I bought myself Mary Oliver’s new essay collection for Christmas. Of one winter, she writes, “there was so much darkness. Darkness of nature, darkness of event, darkness of spirit. The sprawling darkness of not knowing…” Sound familiar? Then she writes of the light of faith or perhaps hope– she’s not sure what to call it– that comes from that darkness, and even requires it, in a way, in order to be seen. It’s not a new idea, but it’s important to remember. Emerson said darkness makes light visible, and Leonard Cohen sang of the cracks that let the light in– and of course the darkness itself has beauty. Only the blackest nights can produce the brightest Northern Light shows. Anyway, this is all good to think about as we close 2016, which in our family is the year of a new baby, which doesn’t get more hopeful than that. I think too, sometimes we learn too much too fast, with non-stop news and information, I sometimes can’t tell dark from light, or at least take time for both in balance– it all just piles on and makes a gray mess, and so, may I gently suggest turning off the power and taking a walk? (This is me speaking to me…) Lighting a candle instead of a screen?

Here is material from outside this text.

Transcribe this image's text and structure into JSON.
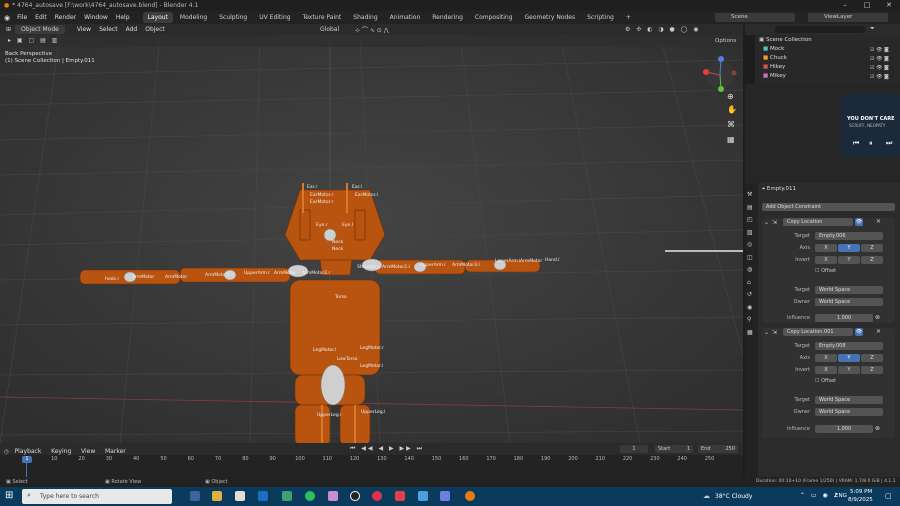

We are spending New Year’s Eve with the grand kids in a cabin the woods, with no electricity and an out house. I’m packing the simplest of meals, and hiking in, shortly. As soon as it is light enough to see our way down the trail.
I did want to let you know that the Polar Bear swim is noon New Year’s Day at the Port Chilkoot Dock, and there is special borough assembly meeting Tuesday at 6:30 to discuss the interim manager hire and talk to the attorney about a few things.
“Faith, as I imagine it, is tensile and cool, and has no need of words,” Mary Oliver writes. “Hope, I know, is a fighter and a screamer.”
I wish you joy, peace, faith, and especially a lot of noisy, messy hope for this New Year.